Trump's emphasis on social issues broadly construed—on abortion, guns, judges, crime, drugs, immigration, terrorism—and his rejection of orthodox GOP support for free trade and entitlement reform transformed the Republican makeup. What Drutman describes as a "split in the Republican Party between populists and conservatives" can also be interpreted as a division between the party of Trump and the Grand Old Party. The two parties may agree on some issues, but they differ in tone and outlook and on crucial policy questions. It is difficult for them to function as a coalition government. Trump's health care reform is stalled in Congress, his tax reform is inchoate, and his infrastructure plan is nonexistent. The two parties are able to unite against the left, but have trouble finding common legislative ground.
Making things more complicated is the fact that there are more than these two parties. Drutman also found divisions within the Democrats. "To the extent that the Democratic Party is divided, these divisions are more about faith in the political system and general disaffection than they are about issue positions." The Democratic Party of Barack Obama and Bill and Hillary Clinton is satisfied with the status quo, and uses identity politics as a veneer for economic policies that benefit Wall Street, Silicon Valley, Hollywood, and multinational corporations. What we might call the party of Bernie Sanders, on the other hand, is both more radical on questions of political correctness and identity and hostile to the established order. The party of Sanders wants radical change. Beginning with Medicare for all.

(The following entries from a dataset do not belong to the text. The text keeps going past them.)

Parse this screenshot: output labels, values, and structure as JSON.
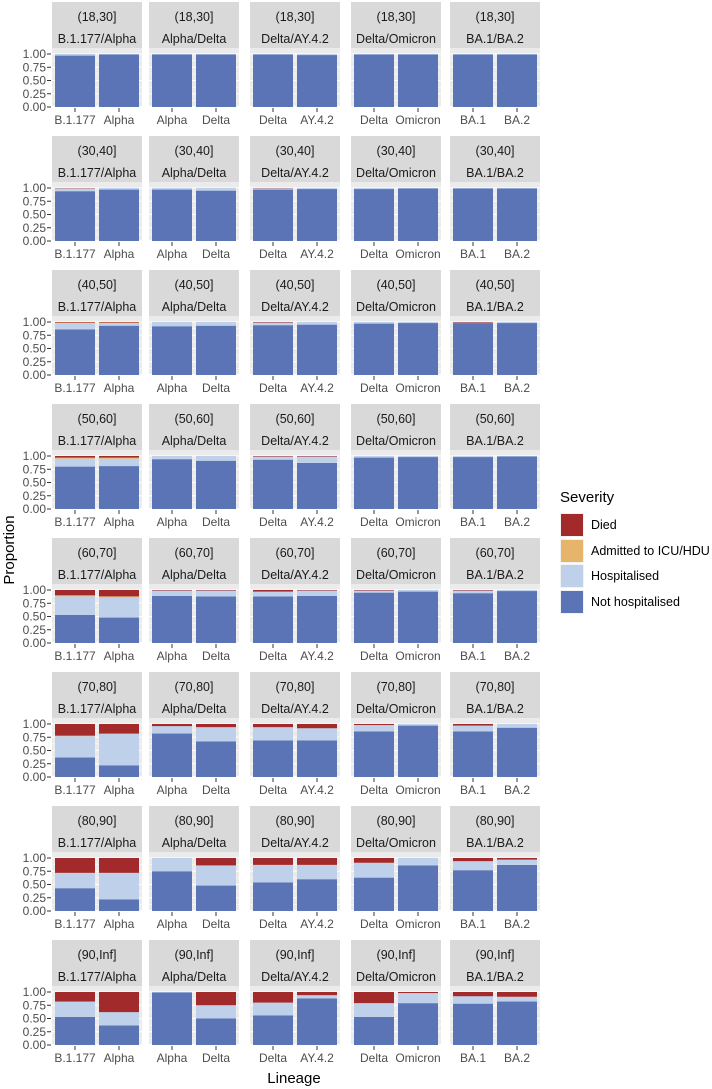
{
  "chart_data": {
    "type": "bar",
    "stacked": true,
    "xlabel": "Lineage",
    "ylabel": "Proportion",
    "ylim": [
      0,
      1
    ],
    "y_ticks": [
      "0.00",
      "0.25",
      "0.50",
      "0.75",
      "1.00"
    ],
    "legend": {
      "title": "Severity",
      "position": "right",
      "items": [
        {
          "name": "Died",
          "color": "#a32a2a"
        },
        {
          "name": "Admitted to ICU/HDU",
          "color": "#e6b46a"
        },
        {
          "name": "Hospitalised",
          "color": "#bed0ea"
        },
        {
          "name": "Not hospitalised",
          "color": "#5b74b6"
        }
      ]
    },
    "columns": [
      {
        "label": "B.1.177/Alpha",
        "categories": [
          "B.1.177",
          "Alpha"
        ]
      },
      {
        "label": "Alpha/Delta",
        "categories": [
          "Alpha",
          "Delta"
        ]
      },
      {
        "label": "Delta/AY.4.2",
        "categories": [
          "Delta",
          "AY.4.2"
        ]
      },
      {
        "label": "Delta/Omicron",
        "categories": [
          "Delta",
          "Omicron"
        ]
      },
      {
        "label": "BA.1/BA.2",
        "categories": [
          "BA.1",
          "BA.2"
        ]
      }
    ],
    "rows": [
      {
        "age": "(18,30]",
        "panels": [
          [
            {
              "not": 0.97,
              "hosp": 0.03,
              "icu": 0.0,
              "died": 0.0
            },
            {
              "not": 0.99,
              "hosp": 0.01,
              "icu": 0.0,
              "died": 0.0
            }
          ],
          [
            {
              "not": 0.99,
              "hosp": 0.01,
              "icu": 0.0,
              "died": 0.0
            },
            {
              "not": 0.99,
              "hosp": 0.01,
              "icu": 0.0,
              "died": 0.0
            }
          ],
          [
            {
              "not": 0.99,
              "hosp": 0.01,
              "icu": 0.0,
              "died": 0.0
            },
            {
              "not": 0.98,
              "hosp": 0.02,
              "icu": 0.0,
              "died": 0.0
            }
          ],
          [
            {
              "not": 0.99,
              "hosp": 0.01,
              "icu": 0.0,
              "died": 0.0
            },
            {
              "not": 0.99,
              "hosp": 0.01,
              "icu": 0.0,
              "died": 0.0
            }
          ],
          [
            {
              "not": 0.99,
              "hosp": 0.01,
              "icu": 0.0,
              "died": 0.0
            },
            {
              "not": 0.99,
              "hosp": 0.01,
              "icu": 0.0,
              "died": 0.0
            }
          ]
        ]
      },
      {
        "age": "(30,40]",
        "panels": [
          [
            {
              "not": 0.94,
              "hosp": 0.05,
              "icu": 0.005,
              "died": 0.005
            },
            {
              "not": 0.97,
              "hosp": 0.03,
              "icu": 0.0,
              "died": 0.0
            }
          ],
          [
            {
              "not": 0.97,
              "hosp": 0.03,
              "icu": 0.0,
              "died": 0.0
            },
            {
              "not": 0.95,
              "hosp": 0.05,
              "icu": 0.0,
              "died": 0.0
            }
          ],
          [
            {
              "not": 0.97,
              "hosp": 0.025,
              "icu": 0.0,
              "died": 0.005
            },
            {
              "not": 0.98,
              "hosp": 0.02,
              "icu": 0.0,
              "died": 0.0
            }
          ],
          [
            {
              "not": 0.98,
              "hosp": 0.02,
              "icu": 0.0,
              "died": 0.0
            },
            {
              "not": 0.99,
              "hosp": 0.01,
              "icu": 0.0,
              "died": 0.0
            }
          ],
          [
            {
              "not": 0.99,
              "hosp": 0.01,
              "icu": 0.0,
              "died": 0.0
            },
            {
              "not": 0.99,
              "hosp": 0.01,
              "icu": 0.0,
              "died": 0.0
            }
          ]
        ]
      },
      {
        "age": "(40,50]",
        "panels": [
          [
            {
              "not": 0.86,
              "hosp": 0.12,
              "icu": 0.01,
              "died": 0.01
            },
            {
              "not": 0.93,
              "hosp": 0.05,
              "icu": 0.01,
              "died": 0.01
            }
          ],
          [
            {
              "not": 0.92,
              "hosp": 0.08,
              "icu": 0.0,
              "died": 0.0
            },
            {
              "not": 0.93,
              "hosp": 0.07,
              "icu": 0.0,
              "died": 0.0
            }
          ],
          [
            {
              "not": 0.94,
              "hosp": 0.05,
              "icu": 0.0,
              "died": 0.01
            },
            {
              "not": 0.95,
              "hosp": 0.05,
              "icu": 0.0,
              "died": 0.0
            }
          ],
          [
            {
              "not": 0.97,
              "hosp": 0.03,
              "icu": 0.0,
              "died": 0.0
            },
            {
              "not": 0.98,
              "hosp": 0.02,
              "icu": 0.0,
              "died": 0.0
            }
          ],
          [
            {
              "not": 0.98,
              "hosp": 0.01,
              "icu": 0.0,
              "died": 0.01
            },
            {
              "not": 0.98,
              "hosp": 0.02,
              "icu": 0.0,
              "died": 0.0
            }
          ]
        ]
      },
      {
        "age": "(50,60]",
        "panels": [
          [
            {
              "not": 0.8,
              "hosp": 0.15,
              "icu": 0.02,
              "died": 0.03
            },
            {
              "not": 0.81,
              "hosp": 0.14,
              "icu": 0.02,
              "died": 0.03
            }
          ],
          [
            {
              "not": 0.94,
              "hosp": 0.06,
              "icu": 0.0,
              "died": 0.0
            },
            {
              "not": 0.91,
              "hosp": 0.09,
              "icu": 0.0,
              "died": 0.0
            }
          ],
          [
            {
              "not": 0.93,
              "hosp": 0.06,
              "icu": 0.0,
              "died": 0.01
            },
            {
              "not": 0.87,
              "hosp": 0.12,
              "icu": 0.0,
              "died": 0.01
            }
          ],
          [
            {
              "not": 0.97,
              "hosp": 0.03,
              "icu": 0.0,
              "died": 0.0
            },
            {
              "not": 0.98,
              "hosp": 0.02,
              "icu": 0.0,
              "died": 0.0
            }
          ],
          [
            {
              "not": 0.98,
              "hosp": 0.02,
              "icu": 0.0,
              "died": 0.0
            },
            {
              "not": 0.99,
              "hosp": 0.01,
              "icu": 0.0,
              "died": 0.0
            }
          ]
        ]
      },
      {
        "age": "(60,70]",
        "panels": [
          [
            {
              "not": 0.53,
              "hosp": 0.35,
              "icu": 0.02,
              "died": 0.1
            },
            {
              "not": 0.48,
              "hosp": 0.38,
              "icu": 0.02,
              "died": 0.12
            }
          ],
          [
            {
              "not": 0.89,
              "hosp": 0.1,
              "icu": 0.0,
              "died": 0.01
            },
            {
              "not": 0.88,
              "hosp": 0.11,
              "icu": 0.0,
              "died": 0.01
            }
          ],
          [
            {
              "not": 0.88,
              "hosp": 0.09,
              "icu": 0.0,
              "died": 0.03
            },
            {
              "not": 0.89,
              "hosp": 0.1,
              "icu": 0.0,
              "died": 0.01
            }
          ],
          [
            {
              "not": 0.95,
              "hosp": 0.04,
              "icu": 0.0,
              "died": 0.01
            },
            {
              "not": 0.97,
              "hosp": 0.03,
              "icu": 0.0,
              "died": 0.0
            }
          ],
          [
            {
              "not": 0.94,
              "hosp": 0.05,
              "icu": 0.0,
              "died": 0.01
            },
            {
              "not": 0.98,
              "hosp": 0.02,
              "icu": 0.0,
              "died": 0.0
            }
          ]
        ]
      },
      {
        "age": "(70,80]",
        "panels": [
          [
            {
              "not": 0.37,
              "hosp": 0.4,
              "icu": 0.01,
              "died": 0.22
            },
            {
              "not": 0.22,
              "hosp": 0.59,
              "icu": 0.01,
              "died": 0.18
            }
          ],
          [
            {
              "not": 0.82,
              "hosp": 0.14,
              "icu": 0.0,
              "died": 0.04
            },
            {
              "not": 0.67,
              "hosp": 0.27,
              "icu": 0.0,
              "died": 0.06
            }
          ],
          [
            {
              "not": 0.69,
              "hosp": 0.25,
              "icu": 0.0,
              "died": 0.06
            },
            {
              "not": 0.69,
              "hosp": 0.23,
              "icu": 0.0,
              "died": 0.08
            }
          ],
          [
            {
              "not": 0.86,
              "hosp": 0.12,
              "icu": 0.0,
              "died": 0.02
            },
            {
              "not": 0.97,
              "hosp": 0.03,
              "icu": 0.0,
              "died": 0.0
            }
          ],
          [
            {
              "not": 0.86,
              "hosp": 0.11,
              "icu": 0.0,
              "died": 0.03
            },
            {
              "not": 0.93,
              "hosp": 0.07,
              "icu": 0.0,
              "died": 0.0
            }
          ]
        ]
      },
      {
        "age": "(80,90]",
        "panels": [
          [
            {
              "not": 0.43,
              "hosp": 0.29,
              "icu": 0.0,
              "died": 0.28
            },
            {
              "not": 0.22,
              "hosp": 0.5,
              "icu": 0.0,
              "died": 0.28
            }
          ],
          [
            {
              "not": 0.75,
              "hosp": 0.25,
              "icu": 0.0,
              "died": 0.0
            },
            {
              "not": 0.48,
              "hosp": 0.38,
              "icu": 0.0,
              "died": 0.14
            }
          ],
          [
            {
              "not": 0.54,
              "hosp": 0.33,
              "icu": 0.0,
              "died": 0.13
            },
            {
              "not": 0.6,
              "hosp": 0.27,
              "icu": 0.0,
              "died": 0.13
            }
          ],
          [
            {
              "not": 0.63,
              "hosp": 0.28,
              "icu": 0.0,
              "died": 0.09
            },
            {
              "not": 0.86,
              "hosp": 0.14,
              "icu": 0.0,
              "died": 0.0
            }
          ],
          [
            {
              "not": 0.77,
              "hosp": 0.17,
              "icu": 0.0,
              "died": 0.06
            },
            {
              "not": 0.87,
              "hosp": 0.1,
              "icu": 0.0,
              "died": 0.03
            }
          ]
        ]
      },
      {
        "age": "(90,Inf]",
        "panels": [
          [
            {
              "not": 0.53,
              "hosp": 0.29,
              "icu": 0.0,
              "died": 0.18
            },
            {
              "not": 0.37,
              "hosp": 0.25,
              "icu": 0.0,
              "died": 0.38
            }
          ],
          [
            {
              "not": 0.99,
              "hosp": 0.01,
              "icu": 0.0,
              "died": 0.0
            },
            {
              "not": 0.5,
              "hosp": 0.25,
              "icu": 0.0,
              "died": 0.25
            }
          ],
          [
            {
              "not": 0.56,
              "hosp": 0.24,
              "icu": 0.0,
              "died": 0.2
            },
            {
              "not": 0.88,
              "hosp": 0.06,
              "icu": 0.0,
              "died": 0.06
            }
          ],
          [
            {
              "not": 0.53,
              "hosp": 0.26,
              "icu": 0.0,
              "died": 0.21
            },
            {
              "not": 0.79,
              "hosp": 0.19,
              "icu": 0.0,
              "died": 0.02
            }
          ],
          [
            {
              "not": 0.78,
              "hosp": 0.14,
              "icu": 0.0,
              "died": 0.08
            },
            {
              "not": 0.82,
              "hosp": 0.09,
              "icu": 0.0,
              "died": 0.09
            }
          ]
        ]
      }
    ]
  }
}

Recent events have brought to light the distinction between the party of Trump and the GOP. But it would be foolish for Democrats to believe that they are out of the woods, that America has settled, for the moment, on a three-party system. What we have are four parties: The mainstream Republicans, the party of Trump, the mainstream Democrats, and the party of Sanders. White House chief strategist Steve Bannon's bizarre call to the editor of the liberal American Prospect magazine can be seen as a clumsy attempt to forge a new majority by rejecting the mainstream Republicans and aligning with the party of Sanders on trade, entitlements, and infrastructure spending. But the effort is doomed to fail. In twenty-first century America culture and identity take precedence over economics, and it is in regards to culture and identity that the true break between left and right is found.

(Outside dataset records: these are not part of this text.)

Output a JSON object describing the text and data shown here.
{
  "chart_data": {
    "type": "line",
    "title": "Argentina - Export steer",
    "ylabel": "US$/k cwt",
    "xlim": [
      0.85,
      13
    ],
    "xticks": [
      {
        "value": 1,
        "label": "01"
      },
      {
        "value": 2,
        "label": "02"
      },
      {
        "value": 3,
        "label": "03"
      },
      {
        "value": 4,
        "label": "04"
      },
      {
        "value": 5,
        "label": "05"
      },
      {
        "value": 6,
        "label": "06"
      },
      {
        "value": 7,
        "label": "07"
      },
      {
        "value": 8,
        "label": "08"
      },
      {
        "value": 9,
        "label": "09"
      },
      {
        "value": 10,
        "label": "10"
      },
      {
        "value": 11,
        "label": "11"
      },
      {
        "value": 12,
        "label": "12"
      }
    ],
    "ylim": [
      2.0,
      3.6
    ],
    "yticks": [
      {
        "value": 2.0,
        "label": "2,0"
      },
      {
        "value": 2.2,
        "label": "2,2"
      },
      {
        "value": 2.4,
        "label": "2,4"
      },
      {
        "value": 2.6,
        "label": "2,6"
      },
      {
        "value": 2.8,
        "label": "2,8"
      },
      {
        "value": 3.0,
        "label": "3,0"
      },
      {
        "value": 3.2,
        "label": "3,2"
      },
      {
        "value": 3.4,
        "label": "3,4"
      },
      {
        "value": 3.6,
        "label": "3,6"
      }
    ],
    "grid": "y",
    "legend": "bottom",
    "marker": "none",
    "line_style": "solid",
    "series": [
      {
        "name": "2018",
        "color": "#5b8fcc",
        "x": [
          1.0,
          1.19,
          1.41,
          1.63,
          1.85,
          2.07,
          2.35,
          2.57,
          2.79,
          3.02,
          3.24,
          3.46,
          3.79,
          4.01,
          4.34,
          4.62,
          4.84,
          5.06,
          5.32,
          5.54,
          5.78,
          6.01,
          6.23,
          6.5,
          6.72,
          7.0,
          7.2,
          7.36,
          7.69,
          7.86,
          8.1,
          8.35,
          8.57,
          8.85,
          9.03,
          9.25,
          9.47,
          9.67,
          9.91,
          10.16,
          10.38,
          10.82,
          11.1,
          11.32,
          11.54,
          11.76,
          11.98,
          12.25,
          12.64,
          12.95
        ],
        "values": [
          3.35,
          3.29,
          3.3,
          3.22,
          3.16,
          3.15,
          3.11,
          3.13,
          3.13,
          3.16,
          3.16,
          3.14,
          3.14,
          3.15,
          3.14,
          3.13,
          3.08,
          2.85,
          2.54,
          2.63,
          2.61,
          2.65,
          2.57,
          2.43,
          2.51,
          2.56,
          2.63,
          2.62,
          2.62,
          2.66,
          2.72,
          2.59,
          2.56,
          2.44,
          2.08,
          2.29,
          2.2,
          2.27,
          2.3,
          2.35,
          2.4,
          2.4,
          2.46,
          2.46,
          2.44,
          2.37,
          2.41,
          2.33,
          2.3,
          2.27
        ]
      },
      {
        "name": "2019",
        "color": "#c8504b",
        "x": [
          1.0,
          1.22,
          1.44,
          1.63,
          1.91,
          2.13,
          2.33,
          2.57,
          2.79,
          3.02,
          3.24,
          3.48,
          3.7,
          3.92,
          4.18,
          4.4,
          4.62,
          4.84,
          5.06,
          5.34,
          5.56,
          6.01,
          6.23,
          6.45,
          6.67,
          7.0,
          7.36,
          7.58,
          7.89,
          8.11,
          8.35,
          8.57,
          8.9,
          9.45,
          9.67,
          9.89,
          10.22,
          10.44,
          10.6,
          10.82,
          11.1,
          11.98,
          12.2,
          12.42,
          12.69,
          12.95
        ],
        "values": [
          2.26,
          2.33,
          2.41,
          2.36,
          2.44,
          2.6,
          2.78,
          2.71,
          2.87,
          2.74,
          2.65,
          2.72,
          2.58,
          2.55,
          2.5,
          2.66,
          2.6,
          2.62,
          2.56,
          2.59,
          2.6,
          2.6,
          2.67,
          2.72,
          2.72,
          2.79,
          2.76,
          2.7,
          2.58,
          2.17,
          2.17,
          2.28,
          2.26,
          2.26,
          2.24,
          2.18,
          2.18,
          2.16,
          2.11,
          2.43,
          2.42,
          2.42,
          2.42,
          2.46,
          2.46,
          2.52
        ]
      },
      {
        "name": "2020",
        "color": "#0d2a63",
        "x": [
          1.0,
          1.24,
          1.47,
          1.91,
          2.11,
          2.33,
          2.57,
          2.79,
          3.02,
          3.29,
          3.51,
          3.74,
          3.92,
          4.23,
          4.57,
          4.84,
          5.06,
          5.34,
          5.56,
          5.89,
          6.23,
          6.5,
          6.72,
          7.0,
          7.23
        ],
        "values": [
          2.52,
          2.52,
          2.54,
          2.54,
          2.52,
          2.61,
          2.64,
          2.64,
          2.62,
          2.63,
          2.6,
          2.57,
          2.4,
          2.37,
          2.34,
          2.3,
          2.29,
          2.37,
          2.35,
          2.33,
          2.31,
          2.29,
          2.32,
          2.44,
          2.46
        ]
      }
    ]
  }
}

President Trump's isolation from the party whose nomination he wrested from insiders and scions is just part of a larger trend in American society and politics. The widening divisions within and between parties are symptoms of our fractured republic, of the unbundling, disaggregation, and dissociation of our communal lives. Mounting political violence, too, is a consequence of the polarization that estranges Americans from one another and turns every disagreement into an apocalyptic battle royal. Trump, McConnell, Pelosi, and Sanders are pulling the mystic chords of memory in four different directions. And they won't quit doing so. Until the chords snap.